Rhodes has been detained since his Jan. 13 arrest by the FBI, and his lawyers vowed they would appeal the decision. Phillip A. Linder and James Lee Bright did not immediately respond to requests for comment after the judge released her order, but at a detention hearing Monday they argued for Rhodes release. They said he posed no risk of flight nor danger to the public during the hearing in which Rhodes sat before Johnson in a black and white jail jumpsuit with his hands shackled at his waist.
Rhodes has had the same address for two years, cooperated with the FBI since agents questioned him last May 3, 2021, and even allowed them access his phone’s contents, Linder said.
“You’ve seen what he looks like,” Bright said, referring to Rhodes’s trademark black eye patch and stocky build. “Everyone in America knows what he looks like. In terms of flight risks, there are none,” he said, with Linder adding, “There will be a second decision.”
A spokesman for the U.S. attorney’s office for the District, which is prosecuting Capitol breach cases, declined to comment.
The order to incarcerate Rhodes is the latest turn in the government’s months-long pursuit of the former Army paratrooper and Yale Law graduate who has become one of the most visible figures of the far-right anti-government movement. Rhodes predicted his arrest in March 2021, and FBI agents seized his phone in May, even as he repeatedly denied wrongdoing. Rhodes has pleaded not guilty.
Rhodes said he was communicating with members of his group on Jan. 6, 2021, in an effort to “keep them out of trouble,” and he asserted that Oath Keepers associates who did go into the Capitol “went totally off mission.” He also denied plans to bring and stage firearms near Washington that day.
The jailing order against Rhodes came in the first case in which the Justice Department has leveled the historically rare charge of seditious conspiracy in the Capitol breach investigation, brought against Rhodes and 10 other Oath Keepers or associates.
The rioting at the Capitol followed a rally at the White House Ellipse, at which President Donald Trump urged his supporters to march to Congress. Pro-Trump rioters assaulted more than 100 officers and stormed Capitol offices, halting the proceedings as lawmakers were evacuated from the House floor.

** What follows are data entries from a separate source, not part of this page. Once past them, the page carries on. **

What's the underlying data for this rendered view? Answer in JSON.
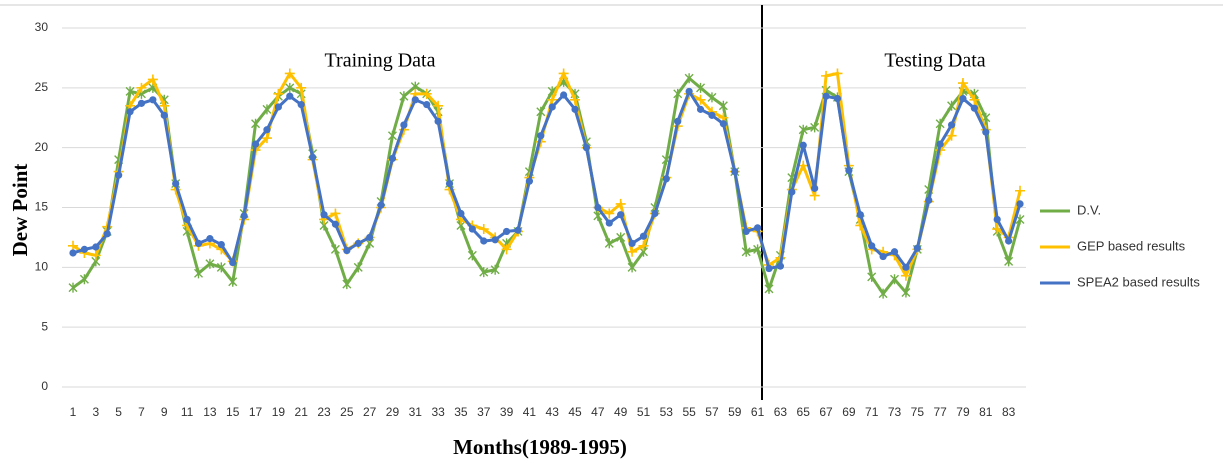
{
  "chart_data": {
    "type": "line",
    "xlabel": "Months(1989-1995)",
    "ylabel": "Dew Point",
    "annotations": [
      "Training Data",
      "Testing Data"
    ],
    "categories": [
      1,
      null,
      3,
      null,
      5,
      null,
      7,
      null,
      9,
      null,
      11,
      null,
      13,
      null,
      15,
      null,
      17,
      null,
      19,
      null,
      21,
      null,
      23,
      null,
      25,
      null,
      27,
      null,
      29,
      null,
      31,
      null,
      33,
      null,
      35,
      null,
      37,
      null,
      39,
      null,
      41,
      null,
      43,
      null,
      45,
      null,
      47,
      null,
      49,
      null,
      51,
      null,
      53,
      null,
      55,
      null,
      57,
      null,
      59,
      null,
      61,
      null,
      63,
      null,
      65,
      null,
      67,
      null,
      69,
      null,
      71,
      null,
      73,
      null,
      75,
      null,
      77,
      null,
      79,
      null,
      81,
      null,
      83,
      null
    ],
    "series": [
      {
        "name": "D.V.",
        "color": "#70ad47",
        "marker": "star",
        "values": [
          8.3,
          9,
          10.5,
          13,
          19,
          24.7,
          24.5,
          25,
          24,
          17,
          13,
          9.5,
          10.3,
          10,
          8.8,
          14.5,
          22,
          23.2,
          24.3,
          25,
          24.5,
          19.5,
          13.5,
          11.5,
          8.6,
          10,
          12,
          15.5,
          21,
          24.3,
          25.1,
          24.5,
          23,
          17,
          13.5,
          11,
          9.6,
          9.8,
          12,
          13,
          18,
          23,
          24.7,
          25.5,
          24.5,
          20.5,
          14.3,
          12,
          12.5,
          10,
          11.3,
          15,
          19,
          24.5,
          25.8,
          25,
          24.2,
          23.5,
          18,
          11.3,
          11.5,
          8.2,
          11,
          17.5,
          21.5,
          21.7,
          24.8,
          24.2,
          18,
          14,
          9.2,
          7.8,
          9,
          7.9,
          11.5,
          16.5,
          22,
          23.5,
          24.7,
          24.5,
          22.5,
          13,
          10.5,
          14
        ]
      },
      {
        "name": "GEP based results",
        "color": "#ffc000",
        "marker": "plus",
        "values": [
          11.8,
          11.2,
          11,
          13.4,
          18,
          23.5,
          25,
          25.7,
          23.5,
          16.5,
          13.5,
          11.8,
          12,
          11.5,
          10.5,
          14,
          19.8,
          20.8,
          24.5,
          26.2,
          25,
          19,
          14,
          14.5,
          11.5,
          12,
          12.5,
          15,
          19,
          21.5,
          24.5,
          24.5,
          23.5,
          16.5,
          14,
          13.5,
          13.2,
          12.5,
          11.5,
          13,
          17.5,
          20.5,
          24,
          26.2,
          24,
          20,
          15,
          14.5,
          15.3,
          11.3,
          11.8,
          14.5,
          17.5,
          21.8,
          24.5,
          24,
          23,
          22.5,
          18,
          13.3,
          13,
          10.2,
          10.8,
          16.5,
          18.5,
          16,
          26,
          26.2,
          18.5,
          13.5,
          11.5,
          11.3,
          11,
          9.3,
          11.5,
          15.5,
          19.8,
          21,
          25.4,
          24,
          21.5,
          13.2,
          12.5,
          16.4
        ]
      },
      {
        "name": "SPEA2 based results",
        "color": "#4472c4",
        "marker": "circle",
        "values": [
          11.2,
          11.5,
          11.7,
          12.8,
          17.7,
          23,
          23.7,
          24,
          22.7,
          17,
          14,
          12,
          12.4,
          11.9,
          10.4,
          14.3,
          20.3,
          21.5,
          23.4,
          24.3,
          23.6,
          19.2,
          14.4,
          13.6,
          11.4,
          12,
          12.5,
          15.2,
          19.1,
          21.9,
          24,
          23.6,
          22.2,
          17,
          14.5,
          13.2,
          12.2,
          12.3,
          13,
          13.1,
          17.2,
          21,
          23.4,
          24.4,
          23.2,
          20,
          15,
          13.7,
          14.4,
          12,
          12.6,
          14.5,
          17.4,
          22.2,
          24.7,
          23.2,
          22.7,
          22,
          18,
          13,
          13.3,
          9.9,
          10.1,
          16.3,
          20.2,
          16.6,
          24.3,
          24.1,
          18.1,
          14.4,
          11.8,
          10.9,
          11.3,
          10,
          11.6,
          15.6,
          20.3,
          21.9,
          24.1,
          23.3,
          21.3,
          14,
          12.2,
          15.3
        ]
      }
    ],
    "ylim": [
      0,
      30
    ],
    "yticks": [
      0,
      5,
      10,
      15,
      20,
      25,
      30
    ],
    "grid": true,
    "legend": "right"
  }
}
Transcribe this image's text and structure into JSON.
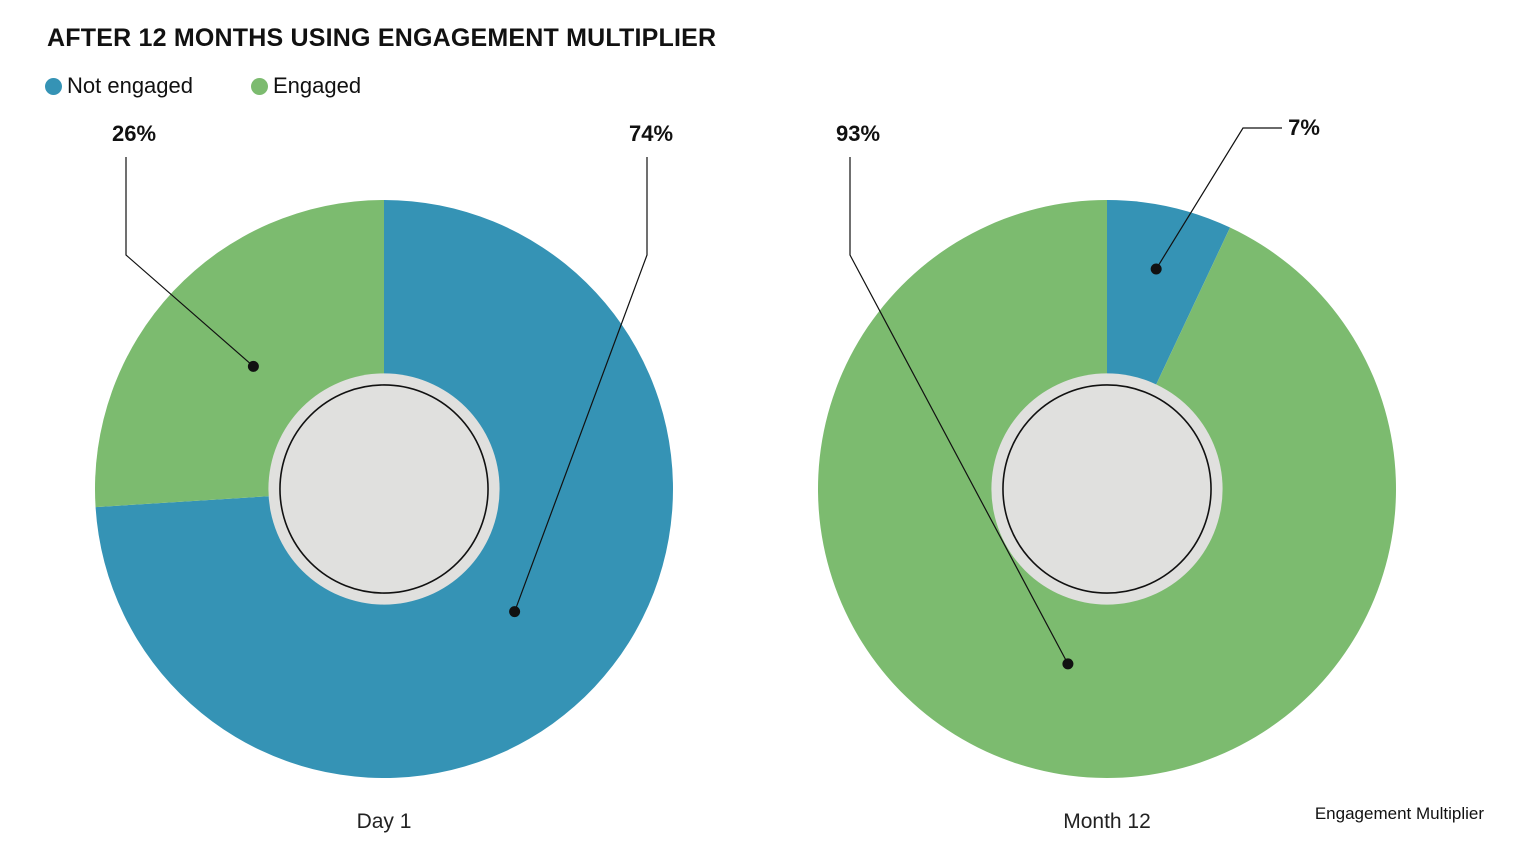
{
  "title": "AFTER 12 MONTHS USING ENGAGEMENT MULTIPLIER",
  "legend": [
    {
      "label": "Not engaged",
      "color": "#3593b5"
    },
    {
      "label": "Engaged",
      "color": "#7cbb6f"
    }
  ],
  "source": "Engagement Multiplier",
  "colors": {
    "hole": "#e0e0de",
    "hole_ring": "#111111",
    "leader": "#111111"
  },
  "chart_data": [
    {
      "type": "pie",
      "title": "Day 1",
      "categories": [
        "Not engaged",
        "Engaged"
      ],
      "values": [
        74,
        26
      ],
      "labels": [
        "74%",
        "26%"
      ],
      "colors": [
        "#3593b5",
        "#7cbb6f"
      ]
    },
    {
      "type": "pie",
      "title": "Month 12",
      "categories": [
        "Not engaged",
        "Engaged"
      ],
      "values": [
        7,
        93
      ],
      "labels": [
        "7%",
        "93%"
      ],
      "colors": [
        "#3593b5",
        "#7cbb6f"
      ]
    }
  ]
}
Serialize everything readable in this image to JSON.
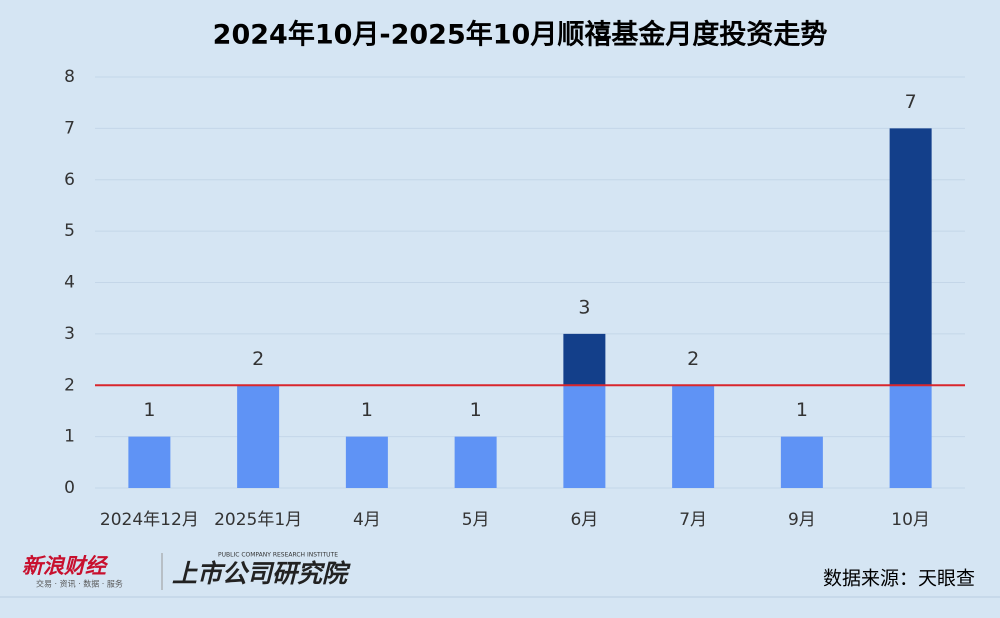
{
  "chart_data": {
    "type": "bar",
    "title": "2024年10月-2025年10月顺禧基金月度投资走势",
    "categories": [
      "2024年12月",
      "2025年1月",
      "4月",
      "5月",
      "6月",
      "7月",
      "9月",
      "10月"
    ],
    "values": [
      1,
      2,
      1,
      1,
      3,
      2,
      1,
      7
    ],
    "color": "#5f93f5",
    "highlight_color": "#133f8a",
    "reference_line": {
      "value": 2,
      "color": "#d9262c"
    },
    "ylim": [
      0,
      8
    ],
    "yticks": [
      0,
      1,
      2,
      3,
      4,
      5,
      6,
      7,
      8
    ],
    "grid": true
  },
  "footer": {
    "brand": "新浪财经",
    "brand_slogan": "交易 · 资讯 · 数据 · 服务",
    "institute": "上市公司研究院",
    "institute_en": "PUBLIC COMPANY RESEARCH INSTITUTE",
    "source": "数据来源：天眼查"
  }
}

Rhodes and co-conspirators planned “multiple ways to deploy force” to stop the lawful transfer of presidential power by Inauguration Day 2021, the government alleged. The group organized into teams, underwent paramilitary training, coordinated travel, assembled and staged weapons, and donned combat and tactical gear, prosecutors alleged.
All “were prepared to answer Rhodes’ call to take up arms at Rhodes’ direction,” the indictment states. They were evidently drawn to Washington partly in the hope that Trump would invoke the Insurrection Act, transforming the Oath Keepers into a kind of shock-troop militia to keep Trump in power in the White House despite the 2020 election results.
In their defense, Rhodes and other Oath Keepers have argued that their mission was to provide personal protection for Republican VIPs, including longtime Trump adviser Roger Stone. A number of the individuals charged as part of the alleged Oath Keeper conspiracy were involved in guarding Stone in the days and hours leading up to the attack on Congress.
Stone has not been charged with any wrongdoing and has consistently said he was not involved in the Capitol riot and did not have advance knowledge of the breach. Stone has said Oath Keepers members offered to provide him free security but that he did not know the faces or names of security guards he was photographed with in Washington before they were charged.
In her detention decision, Johnson said that while Rhodes had no criminal history, there was “some evidence of a propensity towards violence in Defendant’s personal relationship,” citing testimony by Rhodes’s estranged wife. Rhodes has said he not filed federal income tax since 2007, the judge noted.
Johnson also said Rhodes’s continued advocacy for violence against the federal government was reinforced by his “technical savvy, military training and familiarity with encrypted communications,” which she said are nearly impossible to monitor and that Rhodes was known to use.
That combination “gives rise to a credible threat that Defendant’s release might endanger others by fostering the planning and execution of additional violent events,” the judge concluded.